Не будь у меня других забот, эта неуверенность мучила бы меня весь день напролет. Но мне пришлось поволноваться по другому поводу: какие туфли купит дочка и как жена управится с моими делами. К тому же ей надо было идти и на родительский комитет. Дочка месяц назад купила туфли на очень высоких каблуках. Потом, правда, и сама додумалась, что ходить в них в школу негоже. Продала их матери своей одноклассницы — если, конечно, верить ее словам. Но у той до сих пор не было денег — пришлось снова дать дочке пятьсот крон. На них кроме туфель она обещала купить костей для собак и потрохов для кошек. Звери совсем оголодали — уже несколько дней, как я порядком не кормил их.
Наступил вечер, пробило полдевятого, но нет ни жены, ни дочери. Не иначе как встретились, и жена не позволила дочке самой покупать туфли. Вот и мотаются по магазинам.
Только бы ничего не случилось! Именно когда у меня грипп и я ничем не могу помочь им… Купила бы дочка сразу обычные туфли — нынешний день не пошел бы насмарку. Да и к тому же я с опозданием обнаружил, что она ходит в школу в босоножках, а это добром не кончится. Простудится. А все — непослушание. Стоит ребятам попасть в спецшколу и получить паспорт, как сразу начинают мнить о себе, что они умнее родителей.
Наконец обе заявились около девяти. Туфли опять были на высоком каблуке, хотя дочь вымахала до 170 см. Оказалось, что других не было и что, похоже, других вообще не производят. А десятью минутами позже выяснилось, что у венгерских туфель совсем другие номера и на дочкину ногу они вообще не налезают. Я сжал губы и завернулся в перину — нет, в этом доме сам черт ногу сломит.
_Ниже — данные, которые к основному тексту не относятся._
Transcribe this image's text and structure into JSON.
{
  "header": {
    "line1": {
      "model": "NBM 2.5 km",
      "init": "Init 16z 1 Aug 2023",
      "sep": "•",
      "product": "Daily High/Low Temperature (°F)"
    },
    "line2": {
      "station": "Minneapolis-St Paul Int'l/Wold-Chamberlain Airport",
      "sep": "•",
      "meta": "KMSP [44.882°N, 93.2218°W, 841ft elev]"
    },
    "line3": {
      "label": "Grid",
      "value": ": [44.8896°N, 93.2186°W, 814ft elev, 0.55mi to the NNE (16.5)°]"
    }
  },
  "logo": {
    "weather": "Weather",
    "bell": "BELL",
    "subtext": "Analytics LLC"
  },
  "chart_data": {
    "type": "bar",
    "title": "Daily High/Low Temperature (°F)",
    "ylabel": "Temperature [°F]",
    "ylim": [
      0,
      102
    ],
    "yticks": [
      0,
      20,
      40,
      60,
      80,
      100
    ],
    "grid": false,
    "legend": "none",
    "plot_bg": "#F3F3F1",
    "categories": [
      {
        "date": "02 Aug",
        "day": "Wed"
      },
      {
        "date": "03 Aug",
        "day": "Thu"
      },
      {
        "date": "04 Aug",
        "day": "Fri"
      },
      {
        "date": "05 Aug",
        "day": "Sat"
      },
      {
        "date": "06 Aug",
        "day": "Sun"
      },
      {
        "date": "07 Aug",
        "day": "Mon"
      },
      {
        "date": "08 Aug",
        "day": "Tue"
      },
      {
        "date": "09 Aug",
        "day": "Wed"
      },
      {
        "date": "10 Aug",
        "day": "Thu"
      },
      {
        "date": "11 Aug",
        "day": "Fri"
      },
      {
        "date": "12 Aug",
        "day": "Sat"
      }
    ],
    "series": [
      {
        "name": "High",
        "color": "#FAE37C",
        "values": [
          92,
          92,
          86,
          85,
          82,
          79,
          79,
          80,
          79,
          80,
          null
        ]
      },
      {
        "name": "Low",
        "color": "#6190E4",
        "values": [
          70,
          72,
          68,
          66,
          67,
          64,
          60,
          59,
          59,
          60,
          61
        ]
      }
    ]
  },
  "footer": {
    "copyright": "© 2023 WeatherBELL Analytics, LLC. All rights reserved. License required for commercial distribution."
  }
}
А не заболел ли я из-за того, что неустанно думаю о сюжете для фильма, причем без особой надежды, что в конце концов его примут? Я страдаю от постоянной неуверенности, словно безработный в капиталистическом мире, И без передышки нервничаю. И хоть вроде ничего не делаю, но все выбивает меня из колеи, ибо постоянно думаю, что в любую минуту во мне может родиться идея. Иными словами, я работаю денно и нощно, но работы этой не видно, никто о ней и не ведает. Да, есть отчего появиться язве! И теперь, когда я болен и скоро поеду лечиться, мое неугомонное нутро не знает, отдыхать ли ему, лечиться или втихомолку продолжать работать. Эти три недели в Лугачовицах наверняка не будут для меня отдохновением, особенно при мысли о моих несчастных зверушках. И кроме того — подстерегает опасность пьянства…
На Крамарах[9] мне было хорошо: уверившись, что умираю, я перестал думать о работе и потому по-настоящему отдохнул. Но и после отдыха меня не осенило…
Погода резко испортилась, похолодало на четыре градуса. А в постели было так уютно! Как всякий грипп, и мой нынешний имел свою специфику: температура упала, но я сделался раздражительным, каким-то неистовым, беспокойным, по ночам судорогой сводило ноги. Ни с того ни с сего почувствовал в левом плече острую боль — она мешала мне двигать рукой. Любые боли, не затрагивающие сердца — не то я где-то читал, не то сам написал, — можно выдержать, они не вызывают страха. Но при инфаркте, знаю, болит левая рука и давит за грудиной — и меня вдруг охватил страх. Это не был легкий, задумчивый страх, какой испытывают впечатлительные дети, если их обидят, или где-то оставят, или что-то у них отнимут, или запрут в комнате (из которой невозможно выбраться), или напророчат им печальное будущее. Нет, этот страх меня еще больше расстраивал, доводил до безумия, и я не находил спасения.
Жена заметила, что мои дела совсем плохи — никто не знает, какой болезнью я маюсь. Если бы дали мне, к примеру, шоферские права, я бы наверняка попал в аварию, а попросили бы меня посидеть с детьми, я бы, скорей всего, отколошматил их. Ее положение лучше — она потихоньку лечится, и врачи любят ее. Вполне вероятно, она и права, подумал я. В одном венгерском фильме говорится, что настоящих безумцев очень мало — но это не имеет ко мне никакого отношения.
Возможно, это просто тоска по алкоголю или по какой-нибудь деятельности. Я ведь изолирован, как узник. Что поделаешь: при гриппе нужно лежать!